Disclaimer: Don't own YGO, now or ever.

Short drabble, just over a thousand words. Very sad, possible tissue alert...


Forget Me Not
Forget me not, I ask of you
Wherever your life takes you to
And if we ever meet again
Think of me every now and then

Forget me not, I ask of you...

--- Lucie Silvas, Forget Me Not


I remember that day clearly. The air was crisp and clean, the sun just setting on the horizon, and the mark of hope for a new day ahead. Or, for one person, their last day.

Atemu...That was his name, it feels strange to say, but yet so familiar. I'm so used to refering him as Yami, the other me or merely, the Pharaoh. But it was something I had to get used to.

I can still remember the fight we fought, against eachother. Even though my heart was clearly breaking, he just smiled, never letting any emotions through those beautiful eyes that were so like mine, yet they weren't.

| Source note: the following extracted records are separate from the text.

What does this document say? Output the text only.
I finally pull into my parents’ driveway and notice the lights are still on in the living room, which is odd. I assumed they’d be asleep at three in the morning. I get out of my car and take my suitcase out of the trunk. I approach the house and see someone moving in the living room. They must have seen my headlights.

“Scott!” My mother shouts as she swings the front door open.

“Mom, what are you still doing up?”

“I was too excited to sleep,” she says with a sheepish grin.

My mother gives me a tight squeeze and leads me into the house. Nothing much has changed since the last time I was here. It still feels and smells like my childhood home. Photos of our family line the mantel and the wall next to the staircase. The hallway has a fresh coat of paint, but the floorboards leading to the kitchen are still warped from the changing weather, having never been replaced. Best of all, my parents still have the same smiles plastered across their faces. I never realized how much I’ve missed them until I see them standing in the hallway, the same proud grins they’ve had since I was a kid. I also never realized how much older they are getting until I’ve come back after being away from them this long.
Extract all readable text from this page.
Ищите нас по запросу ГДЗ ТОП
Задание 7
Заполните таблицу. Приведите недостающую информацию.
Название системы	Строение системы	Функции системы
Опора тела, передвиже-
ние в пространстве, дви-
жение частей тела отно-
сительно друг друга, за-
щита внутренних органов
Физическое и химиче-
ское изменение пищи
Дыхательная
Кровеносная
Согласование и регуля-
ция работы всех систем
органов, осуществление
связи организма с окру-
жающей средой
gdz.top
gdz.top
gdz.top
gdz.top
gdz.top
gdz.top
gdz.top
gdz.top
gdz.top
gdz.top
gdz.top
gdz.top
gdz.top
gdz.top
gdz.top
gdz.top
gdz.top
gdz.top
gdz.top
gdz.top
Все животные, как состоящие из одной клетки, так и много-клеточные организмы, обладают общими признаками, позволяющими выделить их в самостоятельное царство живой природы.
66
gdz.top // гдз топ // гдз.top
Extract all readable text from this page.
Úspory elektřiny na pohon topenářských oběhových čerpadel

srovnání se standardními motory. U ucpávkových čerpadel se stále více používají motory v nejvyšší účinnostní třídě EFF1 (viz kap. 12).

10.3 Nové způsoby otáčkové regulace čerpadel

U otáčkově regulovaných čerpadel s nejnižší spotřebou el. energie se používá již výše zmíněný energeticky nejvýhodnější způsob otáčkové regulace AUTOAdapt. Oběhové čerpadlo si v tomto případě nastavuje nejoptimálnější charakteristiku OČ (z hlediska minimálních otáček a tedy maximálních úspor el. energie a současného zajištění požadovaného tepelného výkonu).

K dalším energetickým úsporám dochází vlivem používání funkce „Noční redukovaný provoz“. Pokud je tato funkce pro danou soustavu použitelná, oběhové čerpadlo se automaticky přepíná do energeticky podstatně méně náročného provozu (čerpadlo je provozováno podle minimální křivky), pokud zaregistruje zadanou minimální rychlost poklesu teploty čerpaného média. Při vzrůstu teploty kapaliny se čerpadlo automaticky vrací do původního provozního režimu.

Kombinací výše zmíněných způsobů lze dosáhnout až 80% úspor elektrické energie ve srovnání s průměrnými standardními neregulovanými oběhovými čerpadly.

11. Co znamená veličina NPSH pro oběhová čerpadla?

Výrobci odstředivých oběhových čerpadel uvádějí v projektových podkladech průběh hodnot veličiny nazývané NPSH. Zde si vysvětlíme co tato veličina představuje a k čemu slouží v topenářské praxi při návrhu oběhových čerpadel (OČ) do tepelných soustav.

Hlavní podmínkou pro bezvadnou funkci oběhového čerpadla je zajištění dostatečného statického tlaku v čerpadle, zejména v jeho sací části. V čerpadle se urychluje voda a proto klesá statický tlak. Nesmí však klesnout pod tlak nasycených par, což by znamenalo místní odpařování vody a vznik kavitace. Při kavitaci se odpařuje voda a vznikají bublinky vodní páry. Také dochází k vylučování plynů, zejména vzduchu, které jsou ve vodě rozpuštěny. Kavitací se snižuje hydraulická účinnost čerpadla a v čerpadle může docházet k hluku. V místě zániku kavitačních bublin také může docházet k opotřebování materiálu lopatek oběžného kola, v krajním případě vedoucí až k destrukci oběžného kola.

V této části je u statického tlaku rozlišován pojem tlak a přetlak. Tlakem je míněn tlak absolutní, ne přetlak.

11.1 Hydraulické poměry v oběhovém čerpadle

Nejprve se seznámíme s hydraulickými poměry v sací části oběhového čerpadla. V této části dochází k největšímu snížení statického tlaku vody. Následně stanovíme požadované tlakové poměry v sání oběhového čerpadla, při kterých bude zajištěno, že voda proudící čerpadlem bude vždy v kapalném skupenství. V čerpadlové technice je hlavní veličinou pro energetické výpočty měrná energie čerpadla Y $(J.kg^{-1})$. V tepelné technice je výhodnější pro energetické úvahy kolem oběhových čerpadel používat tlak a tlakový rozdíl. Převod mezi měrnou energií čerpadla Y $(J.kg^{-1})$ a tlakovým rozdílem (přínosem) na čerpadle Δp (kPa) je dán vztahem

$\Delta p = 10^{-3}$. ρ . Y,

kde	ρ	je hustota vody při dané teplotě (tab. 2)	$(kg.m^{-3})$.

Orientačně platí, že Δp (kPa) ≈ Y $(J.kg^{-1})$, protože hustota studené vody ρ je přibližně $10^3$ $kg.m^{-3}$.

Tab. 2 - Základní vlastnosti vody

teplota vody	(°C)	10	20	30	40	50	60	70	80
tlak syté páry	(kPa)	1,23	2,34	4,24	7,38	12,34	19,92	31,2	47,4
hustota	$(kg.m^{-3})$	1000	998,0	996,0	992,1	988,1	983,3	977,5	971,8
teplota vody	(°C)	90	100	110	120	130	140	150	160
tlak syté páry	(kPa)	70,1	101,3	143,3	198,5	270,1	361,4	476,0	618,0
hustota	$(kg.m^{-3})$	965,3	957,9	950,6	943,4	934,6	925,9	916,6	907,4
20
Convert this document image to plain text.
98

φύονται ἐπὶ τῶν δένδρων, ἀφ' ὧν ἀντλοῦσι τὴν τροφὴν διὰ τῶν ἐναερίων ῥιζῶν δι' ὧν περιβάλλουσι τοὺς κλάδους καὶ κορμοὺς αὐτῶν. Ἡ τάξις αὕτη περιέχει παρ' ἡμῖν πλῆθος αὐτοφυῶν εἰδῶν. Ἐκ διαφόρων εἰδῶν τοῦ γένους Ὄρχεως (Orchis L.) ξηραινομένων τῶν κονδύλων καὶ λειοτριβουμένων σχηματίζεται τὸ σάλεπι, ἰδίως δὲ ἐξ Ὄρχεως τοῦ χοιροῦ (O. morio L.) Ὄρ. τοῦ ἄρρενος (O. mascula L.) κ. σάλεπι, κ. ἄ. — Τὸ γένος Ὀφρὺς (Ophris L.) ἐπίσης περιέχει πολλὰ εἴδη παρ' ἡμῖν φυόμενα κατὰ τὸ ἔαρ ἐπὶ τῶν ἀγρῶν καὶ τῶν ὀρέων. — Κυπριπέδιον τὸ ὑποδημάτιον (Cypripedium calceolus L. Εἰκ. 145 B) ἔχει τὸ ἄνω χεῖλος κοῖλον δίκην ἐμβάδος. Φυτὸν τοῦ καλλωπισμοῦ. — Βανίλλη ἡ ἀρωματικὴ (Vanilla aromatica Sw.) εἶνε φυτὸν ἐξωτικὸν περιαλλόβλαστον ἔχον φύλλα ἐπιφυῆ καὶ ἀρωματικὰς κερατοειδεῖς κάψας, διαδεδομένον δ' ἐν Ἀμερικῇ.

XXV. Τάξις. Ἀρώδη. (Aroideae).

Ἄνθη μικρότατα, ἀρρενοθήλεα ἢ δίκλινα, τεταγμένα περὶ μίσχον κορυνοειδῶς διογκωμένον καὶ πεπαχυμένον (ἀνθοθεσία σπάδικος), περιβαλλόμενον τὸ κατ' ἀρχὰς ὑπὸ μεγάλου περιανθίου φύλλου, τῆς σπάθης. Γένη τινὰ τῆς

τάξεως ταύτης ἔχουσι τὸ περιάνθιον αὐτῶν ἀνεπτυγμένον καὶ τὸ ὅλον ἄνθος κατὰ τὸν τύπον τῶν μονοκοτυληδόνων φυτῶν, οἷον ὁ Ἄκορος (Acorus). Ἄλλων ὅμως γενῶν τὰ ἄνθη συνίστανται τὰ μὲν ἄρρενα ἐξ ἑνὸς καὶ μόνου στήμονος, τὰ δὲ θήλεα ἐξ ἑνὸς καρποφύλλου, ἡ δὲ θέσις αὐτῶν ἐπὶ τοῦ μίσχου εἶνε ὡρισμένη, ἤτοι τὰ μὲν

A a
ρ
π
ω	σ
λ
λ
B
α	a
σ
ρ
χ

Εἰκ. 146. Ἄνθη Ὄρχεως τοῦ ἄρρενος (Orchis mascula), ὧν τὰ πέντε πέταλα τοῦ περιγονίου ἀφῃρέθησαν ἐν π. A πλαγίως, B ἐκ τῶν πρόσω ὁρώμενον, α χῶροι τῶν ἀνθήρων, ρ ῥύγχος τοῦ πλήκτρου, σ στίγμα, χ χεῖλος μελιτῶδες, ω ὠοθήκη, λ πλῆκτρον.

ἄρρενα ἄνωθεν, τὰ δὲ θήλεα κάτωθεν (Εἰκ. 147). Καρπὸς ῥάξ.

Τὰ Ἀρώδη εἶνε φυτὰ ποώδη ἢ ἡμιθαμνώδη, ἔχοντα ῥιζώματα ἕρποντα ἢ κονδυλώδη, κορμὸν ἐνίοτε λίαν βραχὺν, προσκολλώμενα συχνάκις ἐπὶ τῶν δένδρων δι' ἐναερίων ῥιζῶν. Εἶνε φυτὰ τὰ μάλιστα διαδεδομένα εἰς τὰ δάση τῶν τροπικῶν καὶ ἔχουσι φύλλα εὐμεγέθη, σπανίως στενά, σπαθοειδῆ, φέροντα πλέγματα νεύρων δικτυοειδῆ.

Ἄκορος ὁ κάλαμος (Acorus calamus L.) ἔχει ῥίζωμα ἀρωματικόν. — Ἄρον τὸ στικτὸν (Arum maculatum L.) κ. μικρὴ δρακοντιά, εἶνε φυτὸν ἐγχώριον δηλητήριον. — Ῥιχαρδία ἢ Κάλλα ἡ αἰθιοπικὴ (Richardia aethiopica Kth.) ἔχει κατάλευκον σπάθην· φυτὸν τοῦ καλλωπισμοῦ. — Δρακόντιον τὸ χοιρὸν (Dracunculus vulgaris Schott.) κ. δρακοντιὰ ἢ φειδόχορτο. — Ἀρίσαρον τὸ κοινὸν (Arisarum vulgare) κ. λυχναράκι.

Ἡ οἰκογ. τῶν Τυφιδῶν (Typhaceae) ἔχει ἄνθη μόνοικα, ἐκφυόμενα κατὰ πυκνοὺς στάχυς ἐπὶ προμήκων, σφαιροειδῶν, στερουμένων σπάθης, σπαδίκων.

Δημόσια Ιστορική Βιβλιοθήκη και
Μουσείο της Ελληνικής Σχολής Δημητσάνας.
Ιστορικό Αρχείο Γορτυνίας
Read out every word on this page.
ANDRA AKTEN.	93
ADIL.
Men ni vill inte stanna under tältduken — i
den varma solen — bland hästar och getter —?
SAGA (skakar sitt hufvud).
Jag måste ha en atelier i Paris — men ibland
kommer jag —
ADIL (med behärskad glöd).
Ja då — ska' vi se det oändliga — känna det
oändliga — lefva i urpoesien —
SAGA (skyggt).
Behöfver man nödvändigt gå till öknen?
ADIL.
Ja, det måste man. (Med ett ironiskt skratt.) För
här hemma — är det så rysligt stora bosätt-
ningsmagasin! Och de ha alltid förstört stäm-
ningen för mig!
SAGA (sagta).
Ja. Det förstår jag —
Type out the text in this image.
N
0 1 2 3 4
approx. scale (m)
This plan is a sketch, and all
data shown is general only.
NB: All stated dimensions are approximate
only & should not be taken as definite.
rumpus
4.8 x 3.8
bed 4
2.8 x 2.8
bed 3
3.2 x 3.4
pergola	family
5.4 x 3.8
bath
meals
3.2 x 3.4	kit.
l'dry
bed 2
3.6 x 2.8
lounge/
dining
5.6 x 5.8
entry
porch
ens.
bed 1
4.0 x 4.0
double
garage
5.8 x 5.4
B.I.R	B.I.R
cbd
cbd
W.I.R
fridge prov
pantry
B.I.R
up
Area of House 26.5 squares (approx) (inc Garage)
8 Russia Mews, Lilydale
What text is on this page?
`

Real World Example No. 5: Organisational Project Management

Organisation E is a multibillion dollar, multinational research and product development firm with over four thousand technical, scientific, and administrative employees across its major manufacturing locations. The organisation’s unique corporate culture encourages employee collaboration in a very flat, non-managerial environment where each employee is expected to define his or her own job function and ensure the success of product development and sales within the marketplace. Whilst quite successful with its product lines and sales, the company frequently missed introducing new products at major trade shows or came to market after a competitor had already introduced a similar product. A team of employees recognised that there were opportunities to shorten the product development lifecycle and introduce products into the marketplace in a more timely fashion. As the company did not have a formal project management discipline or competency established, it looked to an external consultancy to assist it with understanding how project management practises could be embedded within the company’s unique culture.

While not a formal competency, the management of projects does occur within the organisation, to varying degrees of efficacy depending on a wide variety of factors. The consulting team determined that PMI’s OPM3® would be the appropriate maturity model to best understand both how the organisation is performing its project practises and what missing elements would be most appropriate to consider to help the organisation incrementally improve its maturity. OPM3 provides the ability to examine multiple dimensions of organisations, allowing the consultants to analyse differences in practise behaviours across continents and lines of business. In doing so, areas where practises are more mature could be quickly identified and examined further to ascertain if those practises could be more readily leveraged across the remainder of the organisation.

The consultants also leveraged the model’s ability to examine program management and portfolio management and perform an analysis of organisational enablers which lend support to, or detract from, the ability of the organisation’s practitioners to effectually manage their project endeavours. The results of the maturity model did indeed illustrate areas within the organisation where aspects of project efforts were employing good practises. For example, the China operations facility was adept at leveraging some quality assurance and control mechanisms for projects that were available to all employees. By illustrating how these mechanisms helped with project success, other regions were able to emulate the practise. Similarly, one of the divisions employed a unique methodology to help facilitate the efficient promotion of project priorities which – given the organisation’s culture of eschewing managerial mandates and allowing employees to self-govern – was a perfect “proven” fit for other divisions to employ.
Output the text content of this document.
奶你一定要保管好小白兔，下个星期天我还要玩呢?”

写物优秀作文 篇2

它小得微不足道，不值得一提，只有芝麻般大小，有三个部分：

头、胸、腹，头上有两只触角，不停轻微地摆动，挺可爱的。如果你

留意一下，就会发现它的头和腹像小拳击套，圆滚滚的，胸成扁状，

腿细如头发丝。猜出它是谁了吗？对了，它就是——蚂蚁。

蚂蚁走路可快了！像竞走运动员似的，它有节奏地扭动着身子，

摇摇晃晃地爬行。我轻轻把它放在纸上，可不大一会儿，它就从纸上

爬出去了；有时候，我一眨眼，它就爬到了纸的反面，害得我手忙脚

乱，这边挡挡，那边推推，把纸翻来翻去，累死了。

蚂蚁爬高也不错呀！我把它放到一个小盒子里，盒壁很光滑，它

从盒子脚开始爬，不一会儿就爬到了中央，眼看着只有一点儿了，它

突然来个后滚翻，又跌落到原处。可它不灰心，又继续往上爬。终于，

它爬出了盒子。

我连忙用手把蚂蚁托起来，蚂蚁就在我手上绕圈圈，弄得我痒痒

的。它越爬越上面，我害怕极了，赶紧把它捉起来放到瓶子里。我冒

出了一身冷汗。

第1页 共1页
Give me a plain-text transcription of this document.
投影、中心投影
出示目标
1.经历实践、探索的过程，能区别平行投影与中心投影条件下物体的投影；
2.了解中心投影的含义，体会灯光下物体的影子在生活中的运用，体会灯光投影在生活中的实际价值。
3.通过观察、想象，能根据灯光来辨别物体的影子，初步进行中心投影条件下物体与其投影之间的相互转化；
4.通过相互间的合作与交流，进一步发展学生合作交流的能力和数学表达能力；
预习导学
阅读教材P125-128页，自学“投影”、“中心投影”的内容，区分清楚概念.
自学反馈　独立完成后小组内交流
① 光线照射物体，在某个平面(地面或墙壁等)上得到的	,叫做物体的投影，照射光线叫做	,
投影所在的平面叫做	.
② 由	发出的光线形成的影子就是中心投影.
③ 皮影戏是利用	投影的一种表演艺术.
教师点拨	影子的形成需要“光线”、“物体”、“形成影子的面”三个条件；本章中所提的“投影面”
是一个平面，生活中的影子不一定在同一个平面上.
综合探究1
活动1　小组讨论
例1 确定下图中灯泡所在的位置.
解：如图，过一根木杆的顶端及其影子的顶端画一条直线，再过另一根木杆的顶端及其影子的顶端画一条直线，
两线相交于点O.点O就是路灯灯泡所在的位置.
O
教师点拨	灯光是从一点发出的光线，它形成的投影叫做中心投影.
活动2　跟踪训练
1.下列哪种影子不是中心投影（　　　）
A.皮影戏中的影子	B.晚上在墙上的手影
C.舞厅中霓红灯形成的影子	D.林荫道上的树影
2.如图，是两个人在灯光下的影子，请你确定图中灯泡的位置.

I still remember my tears flowing down my cheeks as he came closer, with every step, my heart cracked just that much more, shattering into thousands of pieces as he rested his hand on my shoulder.

I wanted to hold him close and never let go. Reality had come crashing down on me, and it hurt, it hurt so badly because Ya-Atemu was always there to help me through it, and lift it back into place and he couldn't, not this time.

He was still smiling when he walked away, into the light and away from me forever. I still remember my thoughts then. Please don't forget me...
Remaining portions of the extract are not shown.